The disc starts with Schubert, D537 of 1817 (a sonata that had to wait until 1852 for first publication). Haefliger’s Schubert is a muscular beast (at least in the first movement of the three), yet let this not imply any insensitivity. Haefliger is as responsive to Schubert’s characteristic harmonic shifts as the best of them (or almost, less so than Mitsuko Uchida in this repertoire, perhaps), and he understands Schubert’s faux-naïf world in the Allegretto quasi andantino to a tee. The only fly in the ointment seems to be a slight tendency towards heavy-handedness in the finale.

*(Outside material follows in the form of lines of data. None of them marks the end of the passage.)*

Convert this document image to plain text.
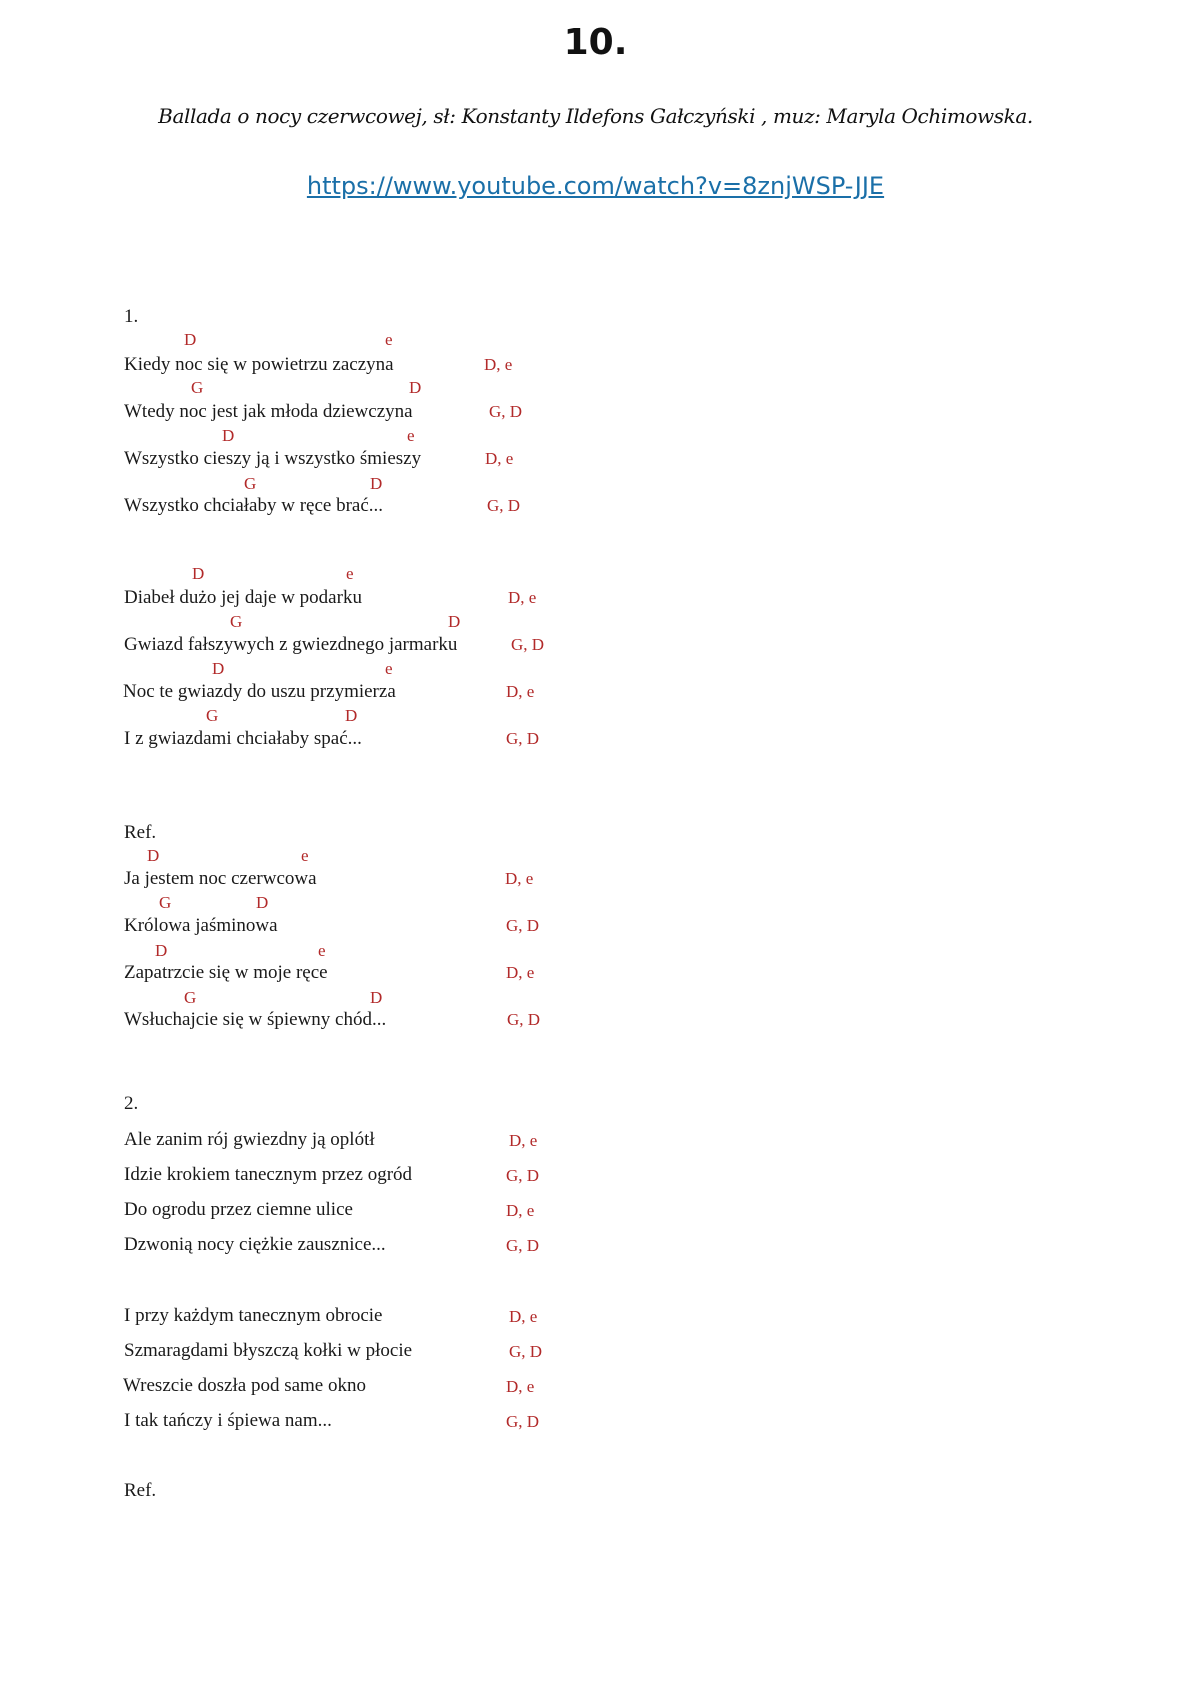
10.
Ballada o nocy czerwcowej, sł: Konstanty Ildefons Gałczyński , muz: Maryla Ochimowska.
https://www.youtube.com/watch?v=8znjWSP-JJE
1.
D	e
Kiedy noc się w powietrzu zaczyna	D, e
G	D
Wtedy noc jest jak młoda dziewczyna	G, D
D	e
Wszystko cieszy ją i wszystko śmieszy	D, e
G	D
Wszystko chciałaby w ręce brać...	G, D
D	e
Diabeł dużo jej daje w podarku	D, e
G	D
Gwiazd fałszywych z gwiezdnego jarmarku	G, D
D	e
Noc te gwiazdy do uszu przymierza	D, e
G	D
I z gwiazdami chciałaby spać...	G, D
Ref.
D	e
Ja jestem noc czerwcowa	D, e
G	D
Królowa jaśminowa	G, D
D	e
Zapatrzcie się w moje ręce	D, e
G	D
Wsłuchajcie się w śpiewny chód...	G, D
2.
Ale zanim rój gwiezdny ją oplótł	D, e
Idzie krokiem tanecznym przez ogród	G, D
Do ogrodu przez ciemne ulice	D, e
Dzwonią nocy ciężkie zausznice...	G, D
I przy każdym tanecznym obrocie	D, e
Szmaragdami błyszczą kołki w płocie	G, D
Wreszcie doszła pod same okno	D, e
I tak tańczy i śpiewa nam...	G, D
Ref.
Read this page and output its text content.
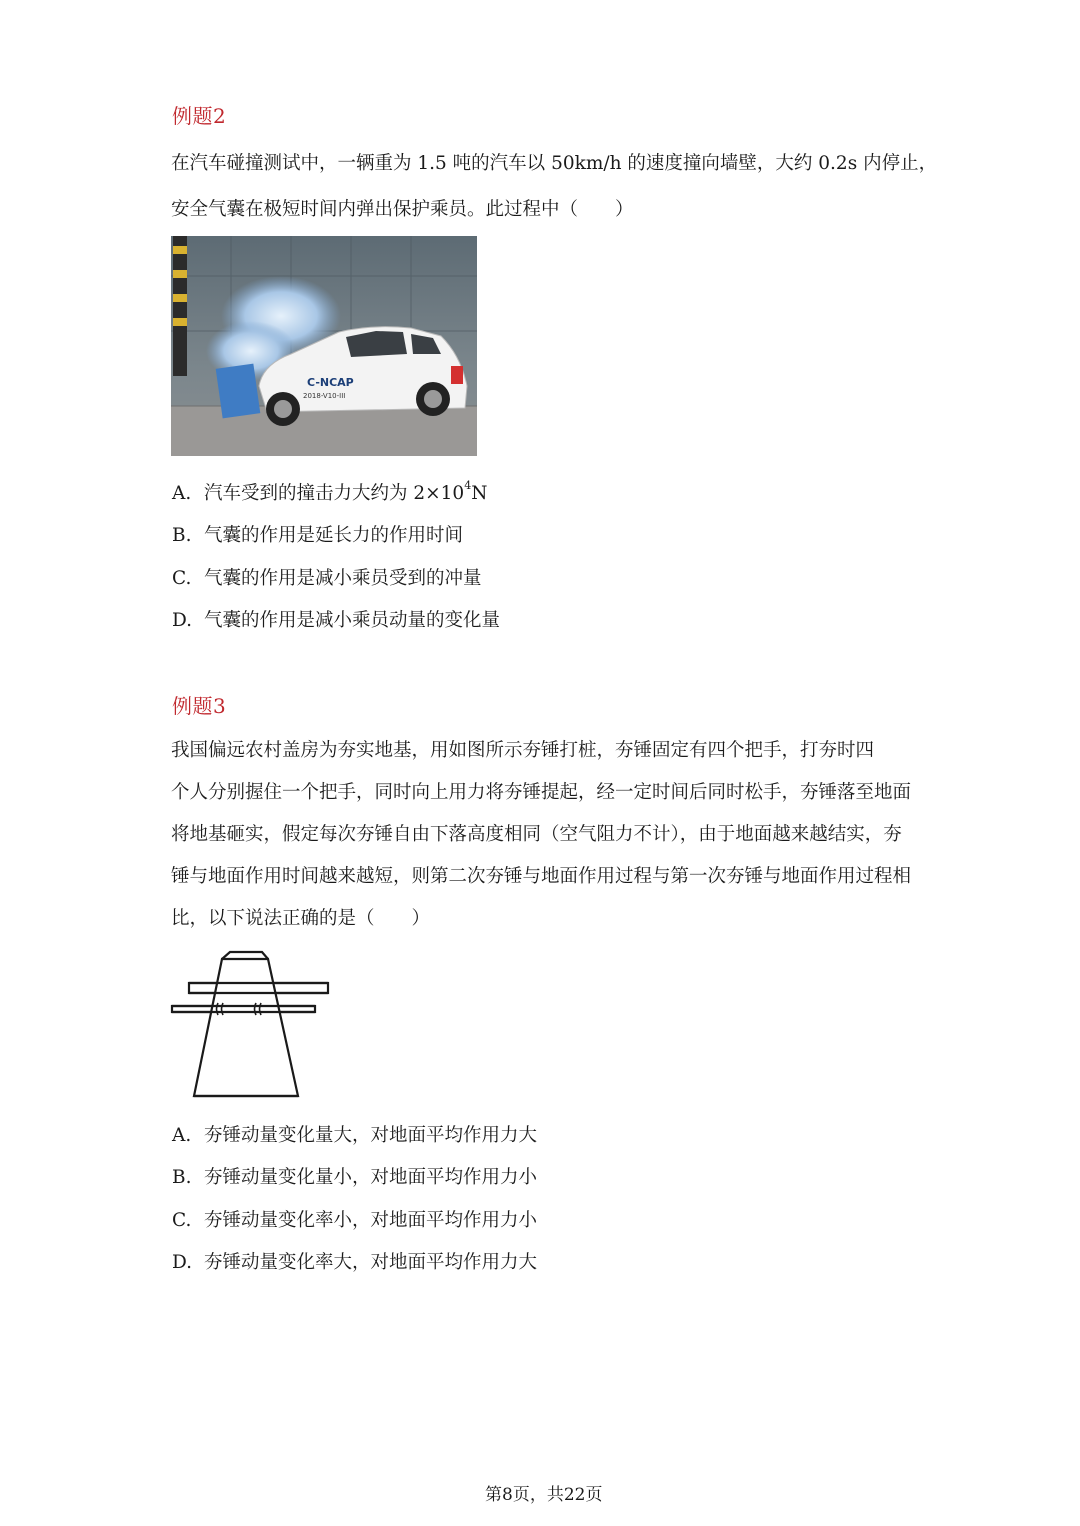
例题2
在汽车碰撞测试中，一辆重为 1.5 吨的汽车以 50km/h 的速度撞向墙壁，大约 0.2s 内停止，
安全气囊在极短时间内弹出保护乘员。此过程中（　　）
C-NCAP
2018-V10-III
A. 汽车受到的撞击力大约为 $2\times 10^4N$
B. 气囊的作用是延长力的作用时间
C. 气囊的作用是减小乘员受到的冲量
D. 气囊的作用是减小乘员动量的变化量
例题3
我国偏远农村盖房为夯实地基，用如图所示夯锤打桩，夯锤固定有四个把手，打夯时四
个人分别握住一个把手，同时向上用力将夯锤提起，经一定时间后同时松手，夯锤落至地面
将地基砸实，假定每次夯锤自由下落高度相同（空气阻力不计），由于地面越来越结实，夯
锤与地面作用时间越来越短，则第二次夯锤与地面作用过程与第一次夯锤与地面作用过程相
比，以下说法正确的是（　　）
A. 夯锤动量变化量大，对地面平均作用力大
B. 夯锤动量变化量小，对地面平均作用力小
C. 夯锤动量变化率小，对地面平均作用力小
D. 夯锤动量变化率大，对地面平均作用力大
第8页，共22页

Adès immediately post-Schubert may seem on paper a huge leap, but actually there is an undercurrent of lyricism (analogous to that which underlies Schubert) to Darknesse Visible. Premièred in Budapest in October 1992, Adès sees his piece as an explosion of John Dowland’s lute song, In Darknesse let me Dwell of 1610: ‘ … no notes have been added; indeed, some have been removed’, and the latent patterns of the original ‘have been isolated and regrouped, with the aim of illuminating the song from within’. This complex work ends with a final appearance of the Dowland, which Haefliger presents in the most touching of ways. This nine-minute work alone justifies the price of the disc. Of course Adès himself is the work’s most sympathetic interpreter, but Haefliger is entirely his own man. Interestingly, another Schubertian, Imogen Cooper, holds this piece in her repertoire (a very lyrical live performance heard on Radio 3 - from I believe the Cheltenham Festival - remains lodged in this reviewer’s mind).

Certainly the Mozart emerges as aural balm after the Adès, the penultimate Sonata supplementing Haefliger’s extant Mozart disc on AVIE. Haefliger’s playing is clean and neat yet, when called for, exciting. His Adagio is delicate; perhaps his finale is delicate to a fault, though?.

Brave is the pianist who tackles the final chapter of any pianist’s Bible, Beethoven’s Op. 111. Perhaps surprisingly for a disc as daring as this, the opening’s descending interval is on the careful side; the left-hand octaves later appear a little light. A sense of the transcendent greatness of this work is largely missing, and the Arietta, whilst leaving the human plane, does not quite make it all the way to Heaven.

Within the context of this disc this Op. 111 nevertheless works as a thought-provoking climax to a fascinating 71 minutes’ worth of listening. Markus Heilan’s recording is true, vivid and spacious. Recommended.